In a revealing interview with one of Germany's leading publications, Bayern Munich's Robert Lewandowski spoke bluntly about modern-day football, foreign tours and Bayern's transfer policy. Here's how he sees things.
In an interview with Spiegel Online, Polish striker Robert Lewandowski spoke candidly about Bayern's transfer policy and about the current state of modern football.
"Bayern will have to come up with something and be creative if the club wants to keep bringing world-class players to Munich. And if you want to compete at the top, you have to have those kinds of quality players," Lewandowski told the widely-read German news website.
"To this day, Bayern Munich have never spent more than around €40 million for a player. In international football that has long since been more of an average than a peak price."

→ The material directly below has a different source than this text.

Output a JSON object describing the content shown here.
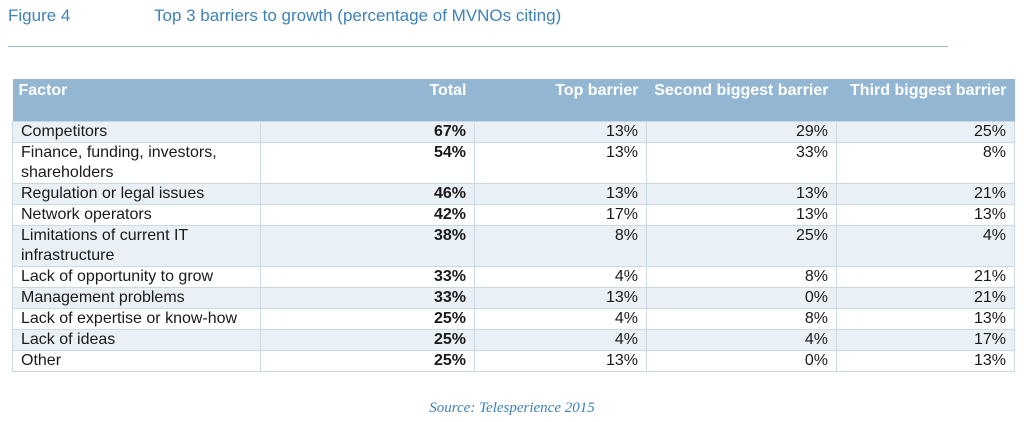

Corentin Tolisso cost Bayern that much this summer, but most of the biggest recent transfers have happened in England, Spain or France.
Questions surround preseason tours
Like many top clubs, Bayern, who lost 2-0 to Hoffenheim on Saturday, spent their preaseason on the other side of the world, something that Lewandowski is also unsure about.
"I'm skeptical about foreign trips. Not just because the strain during this important training period is so high, but also because I'm not really convinced they are of such great benefit to the club's marketing."
Lewandowski has been at Bayern since 2014 and has won three league titles, but not being able to win the Champions League has left him frustrated. After PSG signed Neymar for a record €222 million euros in the summer, Lewandowski believes Bayern can still win European club football's biggest prize because money isn't everything.
"Paris have bought a world-class squad. Whether it's a world-class team, we'll have to wait and see. Bayern Munich are more of a team - we've experienced a lot together."
Who are clubs for?
The identity of clubs is already being called into question, believes the Pole.
"What's happening in football at the moment is a fine line between regionality and globalization. As a club, as a league you have to grow if you want to keep up with foreign clubs and associations. This leads to a big question: Who is the target fan of a club? Do they live in Munich or in Asia or in America? Solving this conflict is one of the biggest challenges clubs face at the moment. And that it leads to frustration for those who have stayed loyal to their club for years is obvious. These people must never feel they're being used."
For all of the steps forwards Bayern have taken in expanding the brand, Lewandowski fears where it will end.
"Those responsible have to develop a feeling for where the borders of reason lie. Do we really need small cameras on beer glasses, as we did for our title celebrations after the game against Freiburg? Do our wheat beer showers now need to be marketed as well? A title celebration is a very emotional moment and it should always be authentic. I can understand why fans were annoyed about that."